Lorne Heise of Heat-Line discussing the Limnion from Lloyd Alter on Vimeo.

I interview the inventors of the unit here; I apologize for the jittery start, I forgot my tripod and had too much coffee. It settles down. I asked about the environmental effects of all that warm water coming out of the unit in summer, rising out of the unit. Lorne Heise, CEO of the company that makes the Limnion, explains in the video that there is only a four degree difference in temperature, max, and that the volume of water is quite small, rising through the unit by convection only, and that the amount of heat given off by the unit is negligible.

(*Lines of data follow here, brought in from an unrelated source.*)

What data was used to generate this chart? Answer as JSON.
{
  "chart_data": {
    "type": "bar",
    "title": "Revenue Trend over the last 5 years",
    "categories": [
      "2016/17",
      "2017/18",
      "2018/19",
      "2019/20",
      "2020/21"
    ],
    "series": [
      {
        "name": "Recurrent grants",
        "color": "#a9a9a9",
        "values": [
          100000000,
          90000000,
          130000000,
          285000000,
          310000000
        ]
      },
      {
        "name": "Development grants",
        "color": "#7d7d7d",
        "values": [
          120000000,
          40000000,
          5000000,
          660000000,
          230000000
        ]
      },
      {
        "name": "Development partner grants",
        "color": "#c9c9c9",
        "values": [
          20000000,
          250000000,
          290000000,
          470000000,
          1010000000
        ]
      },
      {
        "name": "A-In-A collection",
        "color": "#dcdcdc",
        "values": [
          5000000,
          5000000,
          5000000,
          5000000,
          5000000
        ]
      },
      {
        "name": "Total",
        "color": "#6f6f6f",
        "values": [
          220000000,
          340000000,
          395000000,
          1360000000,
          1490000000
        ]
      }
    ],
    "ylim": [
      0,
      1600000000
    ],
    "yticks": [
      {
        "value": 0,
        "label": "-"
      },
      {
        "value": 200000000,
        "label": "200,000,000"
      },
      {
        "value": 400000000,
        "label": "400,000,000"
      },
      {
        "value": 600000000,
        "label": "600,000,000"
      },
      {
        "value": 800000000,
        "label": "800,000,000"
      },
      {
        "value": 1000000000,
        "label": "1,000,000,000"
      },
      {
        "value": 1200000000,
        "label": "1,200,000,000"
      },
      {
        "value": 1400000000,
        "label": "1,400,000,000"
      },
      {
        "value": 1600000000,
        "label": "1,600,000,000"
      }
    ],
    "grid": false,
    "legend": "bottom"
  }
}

limnion ground source heat pump geothermal photo unit two
As for winter, I wondered if the unit might not turn into a block of ice as it sucked the few calories of energy out of the lakewater. Fraser Newton and I had some fun discussing the physics of this. In fact, water is densest at 39 degrees, the usual temperature at the bottom of a lake in winter. if you make it cooler it actually rises to the top of the lake, and does not gather around the unit and form a block of ice.
limnion ground source heat pump geothermal photo drawing of unit
It is an impressive system, designed to be easy and idiot-proof to install, just connect two pipes with twist connectors and fill'er up. The installation issued that have plagued the GSHP industry just go away.
It also goes to prove that the era of the small inventor and manufacturer isn't over; that a small company in the woods of Ontario can come up with a device that significantly improves the state of the art. Heise says: "LIMNION is a timely and necessary key to making geothermal lake systems efficient, affordable, sustainable, safe, easy to install and most importantly - environmentally friendly." And, unlike all those UK heat pump systems, it will probably work as promised.
It is not perfect; CEO Lorne Heise says "Now anyone with a waterfront, riverfront or pond home can heat and cool it without using any fossil fuels." That's not quite true, as the electricity that runs the pumps may well be made with fossil fuels. But they will be using a lot less with this unit, where the pumps don't have to work nearly as hard. Also, most places by lakes and rivers are far from the natural gas lines, and have to burn oil or propane, which is dirtier and more expensive. Many people burn wood, which creates significant local pollution. This is a big improvement over all of those.